Not all pop-ups claim to be museums, though. Manhattan’s Rosé Mansion bills itself as a wine-tasting experience where visitors can traverse 14 rooms inspired by the pink wine. Co-founder Mr. Tyler Balliet has a background in throwing large-scale wine tastings and says he wants participants to learn something while also taking advantage of photo ops with a giant bathtub of roses. “We’re living in an age where visuals are really important, and I don’t think that’s a bad thing,” Mr. Balliet says.

However you choose to categorize Insta-exhibitions, they are proving highly popular. The Color Factory previously enjoyed an eight-month run in San Francisco. The first edition of the exhibit was meant to last a month, but ended up being so sought-after that the webpage hosting the ticket sales temporarily crashed. Similarly, when the Museum of Ice Cream announced its arrival to the city, tickets sold out within minutes.

The trend is also taking hold across the Atlantic. In July, culinary arts studio Bompas and Parr opened a pop-up ice cream museum in London’s King’s Cross. The studio is best known for staging food-based stunts like clouds of gin or jelly replicas of the Houses of Parliament. With ‘SCOOP: A Wonderful Ice Cream World’ they promise to ‘bring your favorite dessert to life in a total sensory immersion’.

But co-founder Mr. Sam Bompas says SCOOP is different from its American counterparts. “The pop-up shows we’ve seen in San Francisco and New York aren’t much cop in terms of inspiration,” he says. “There is not the depth of research, science, knowledge that we would regularly look for.”

SCOOP aims to plunge attendees into ice cream’s fascinating history. 2018 is an important year, Bompas says, as it’s the 300th anniversary of the first printed ice cream recipe.
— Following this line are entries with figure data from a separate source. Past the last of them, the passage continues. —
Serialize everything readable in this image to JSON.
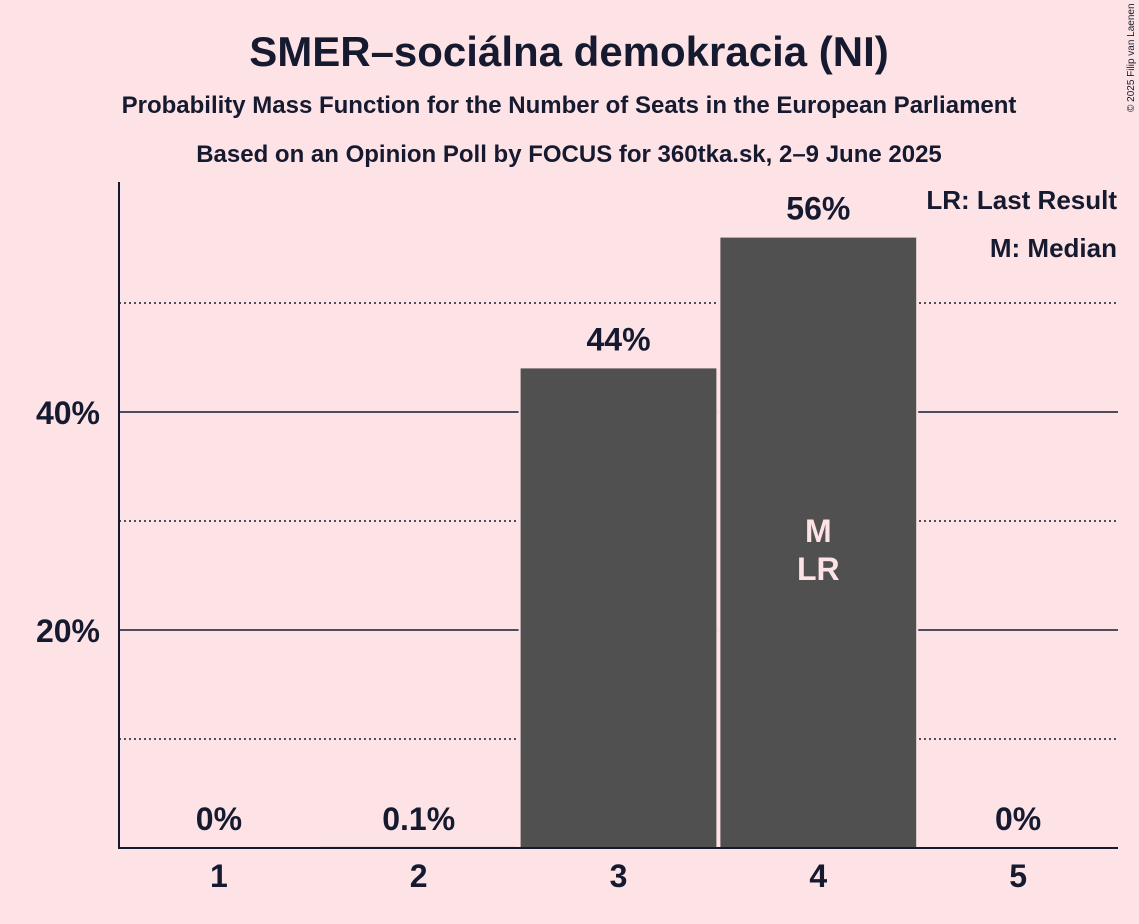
{
  "chart_data": {
    "type": "bar",
    "title": "SMER–sociálna demokracia (NI)",
    "subtitles": [
      "Probability Mass Function for the Number of Seats in the European Parliament",
      "Based on an Opinion Poll by FOCUS for 360tka.sk, 2–9 June 2025"
    ],
    "categories": [
      "1",
      "2",
      "3",
      "4",
      "5"
    ],
    "values": [
      0,
      0.1,
      44,
      56,
      0
    ],
    "value_labels": [
      "0%",
      "0.1%",
      "44%",
      "56%",
      "0%"
    ],
    "bar_markers": [
      "",
      "",
      "",
      "M\nLR",
      ""
    ],
    "y_ticks": [
      {
        "value": 20,
        "label": "20%"
      },
      {
        "value": 40,
        "label": "40%"
      }
    ],
    "y_minor_gridlines": [
      10,
      30,
      50
    ],
    "ylim": [
      0,
      61
    ],
    "legend": [
      "LR: Last Result",
      "M: Median"
    ],
    "legend_position": "top-right",
    "copyright": "© 2025 Filip van Laenen",
    "colors": {
      "background": "#fde3e5",
      "bar": "#505050",
      "text": "#151a30",
      "marker_text": "#fde3e5"
    }
  }
}
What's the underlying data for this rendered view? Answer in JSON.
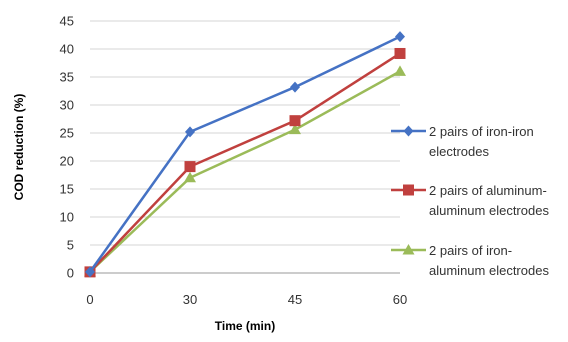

At the show visitors can view a collection of Victorian ice-cream moulds, learn about the invention of the ice cream cone, and make DIY ice cream at the knee of Agnes B Marshall, one of the culinary pioneers of the 19th century.

“For us the best exhibitions inform, entertain and ultimately inspire,” says Mr. Bompas. “Visitors will have left, not only learning about the glorious history of ice-cream, eating their way through history but also learning how to avoid brain-freeze for the rest of their life, based on contemporary science.”

But just because it’s educational, that doesn’t mean it can’t be shareable, and the pink exhibition walls offer plenty of eye candy. One element of the exhibition uses the medium of powerful laser lights to show attendees what goes on in the brain as they taste Ben & Jerry’s Moo-phoria ice cream. “The light ice-cream stimulates a spectacular reaction when you taste it,” Mr. Bompas says.

In the future he believes the pop-up medium will evolve and deepen and become more like conventional museum exhibitions. And in turn museum curators will learn the best tricks of the pop-ups to help popularize their shows.

One trick appears to be seizing on a truth that more-traditional museums are still coming to terms with: viewers want to feel they are part of the exhibition. “It tips the balance of power and makes the experience more democratic on some levels,” says Dr. Kylie Budge, a senior research fellow at Western Sydney University. “There’s an element of co-creation involved.”